We enter the second half of the year energized by the opportunities and entrepreneurial spirit we see among our colleagues, customers and partners. Because, despite the weight of the pandemic on global prosperity and on reaching the Sustainable Development Goals (SDGs), we also see how new ways of working and thinking help us move forward. Technology will stimulate further innovation and allow us to connect with colleagues and partners all over the world. Partnerships remain crucial as we actively engage with other European Development Finance Institutions (EDFIs) as well as multilateral banks to jointly support our customers.

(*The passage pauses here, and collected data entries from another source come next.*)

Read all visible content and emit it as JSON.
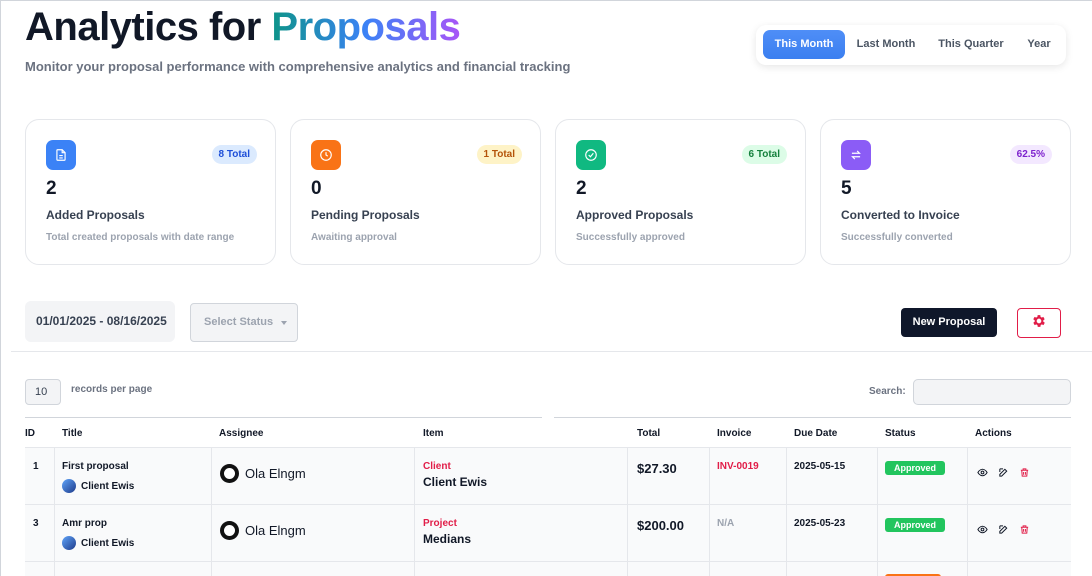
{
  "header": {
    "title_prefix": "Analytics for",
    "title_accent": "Proposals",
    "subtitle": "Monitor your proposal performance with comprehensive analytics and financial tracking"
  },
  "period_tabs": [
    {
      "label": "This Month",
      "active": true
    },
    {
      "label": "Last Month",
      "active": false
    },
    {
      "label": "This Quarter",
      "active": false
    },
    {
      "label": "Year",
      "active": false
    }
  ],
  "cards": [
    {
      "icon": "document-icon",
      "color": "#3b82f6",
      "badge": "8 Total",
      "badge_bg": "#dbeafe",
      "badge_fg": "#1d4ed8",
      "value": "2",
      "label": "Added Proposals",
      "sub": "Total created proposals with date range"
    },
    {
      "icon": "clock-icon",
      "color": "#f97316",
      "badge": "1 Total",
      "badge_bg": "#fef3c7",
      "badge_fg": "#b45309",
      "value": "0",
      "label": "Pending Proposals",
      "sub": "Awaiting approval"
    },
    {
      "icon": "check-circle-icon",
      "color": "#10b981",
      "badge": "6 Total",
      "badge_bg": "#dcfce7",
      "badge_fg": "#15803d",
      "value": "2",
      "label": "Approved Proposals",
      "sub": "Successfully approved"
    },
    {
      "icon": "exchange-icon",
      "color": "#8b5cf6",
      "badge": "62.5%",
      "badge_bg": "#f3e8ff",
      "badge_fg": "#7e22ce",
      "value": "5",
      "label": "Converted to Invoice",
      "sub": "Successfully converted"
    }
  ],
  "filters": {
    "date_range": "01/01/2025 - 08/16/2025",
    "status_placeholder": "Select Status"
  },
  "toolbar": {
    "new_label": "New Proposal"
  },
  "table_controls": {
    "records_value": "10",
    "records_label": "records per page",
    "search_label": "Search:"
  },
  "table": {
    "columns": [
      "ID",
      "Title",
      "Assignee",
      "Item",
      "Total",
      "Invoice",
      "Due Date",
      "Status",
      "Actions"
    ],
    "rows": [
      {
        "id": "1",
        "title": "First proposal",
        "client": "Client Ewis",
        "assignee": "Ola Elngm",
        "item_type": "Client",
        "item_name": "Client Ewis",
        "total": "$27.30",
        "invoice": "INV-0019",
        "due": "2025-05-15",
        "status": "Approved"
      },
      {
        "id": "3",
        "title": "Amr prop",
        "client": "Client Ewis",
        "assignee": "Ola Elngm",
        "item_type": "Project",
        "item_name": "Medians",
        "total": "$200.00",
        "invoice": "N/A",
        "due": "2025-05-23",
        "status": "Approved"
      }
    ]
  }
}
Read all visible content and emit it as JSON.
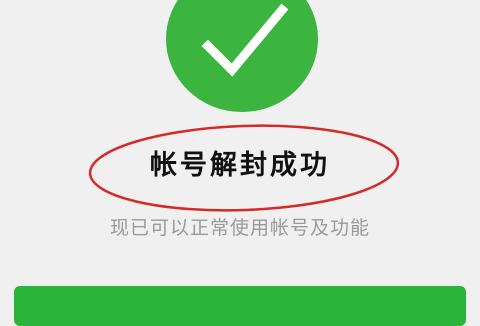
{
  "result": {
    "title": "帐号解封成功",
    "subtitle": "现已可以正常使用帐号及功能"
  },
  "icons": {
    "status_icon": "checkmark-icon"
  },
  "colors": {
    "success_green": "#3bb540",
    "annotation_red": "#d42a2a",
    "button_green": "#2ab53a",
    "subtitle_gray": "#9a9a9a"
  }
}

Our outlook for the rest of the year will depend on the future path of the pandemic and the related socio-economic impact on our customers. We carefully plan potential – upside as well as worst-case – scenarios, and estimate impacts on our balance sheet and operations, and factor these into our regular (longer-term) business planning. The crisis forces us to fundamentally redefine how we work and interact with each other, providing us with an opportunity to rethink the future of ‘traditional’ development finance. For FMO, this is an exciting place to be.
In accordance with Article 5:25d(2)(c) of the Dutch Financial Supervision Act (Wet op het Financieel Toezicht) we state that, to the best of our knowledge:
The 2020 condensed consolidated interim accounts give a true and fair view of the assets, liabilities, financial position and profit of FMO and its consolidated undertakings;
This Interim Report 2020 includes a fair overview of the important events that have occurred during the first six months of the financial year, and their impact on the condensed consolidated interim accounts 2020; and
This Interim Report 2020 includes a description of the principal risks and uncertainties for the remaining six months of the financial year.